PersistenceNotConfiguredErrorRuntimeError500Agent has no DB. Configuration bug, not runtime condition.

Read-side types

From dendrux.store:

  • RunSummary - list view row.
  • RunDetail - single run detail.
  • StoredEvent - one run_events row.
  • LLMCall - one llm_interactions row.
  • ToolInvocation - one tool_calls row.
  • TraceEntry - one react_traces row.
  • PausePair - derived pause/resume pair.
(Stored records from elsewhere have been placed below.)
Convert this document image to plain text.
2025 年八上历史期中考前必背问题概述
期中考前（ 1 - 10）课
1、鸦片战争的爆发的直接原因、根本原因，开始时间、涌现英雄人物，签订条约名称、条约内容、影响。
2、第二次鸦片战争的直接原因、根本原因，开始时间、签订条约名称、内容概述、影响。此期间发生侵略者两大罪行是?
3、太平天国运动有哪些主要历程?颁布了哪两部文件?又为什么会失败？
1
All frozen dataclasses. Top-level fields are immutable; nested dict/list values are plain JSON (mutating them only touches your in-memory copy, never the DB).

RunStore construction:

# Store-owned engine (typical)
async with RunStore.from_database_url("postgresql+asyncpg://...") as store:
    ...
 
# Caller-owned engine (when your app already has one)
store = RunStore.from_engine(engine)

Streaming via the Python API (if you do not want SSE):

from dendrux.store import RunStore, RunNotFoundError
 
async with RunStore.from_database_url("...") as store:
    async for event in store.stream_events(run_id, after_sequence_index=5):
        if event.event_type in {"run.completed", "run.error", "run.cancelled"}:
            break

stream_events raises RunNotFoundError before the first yield if the run does not exist. Default poll interval is 0.5s, matching the SSE route. Caller decides when to stop (break out of the loop or call aclose() on the generator).

Where this fits

  • Read endpoints and SSE: dendrux/http/read_router.py, mounted via make_read_router(store=, authorize=).
  • Read types: dendrux/store/__init__.py (RunStore, RunSummary, RunDetail, StoredEvent, LLMCall, ToolInvocation, TraceEntry, PausePair).
  • Write-side agent methods: dendrux/agent.py (submit_tool_results, submit_input, submit_approval, cancel_run).
  • Exceptions: dendrux/errors.py.
  • Event type enum: dendrux/types.py (GovernanceEventType, RunStatus).
  • Lifecycle event strings: dendrux/runtime/runner.py and dendrux/runtime/persistence.py.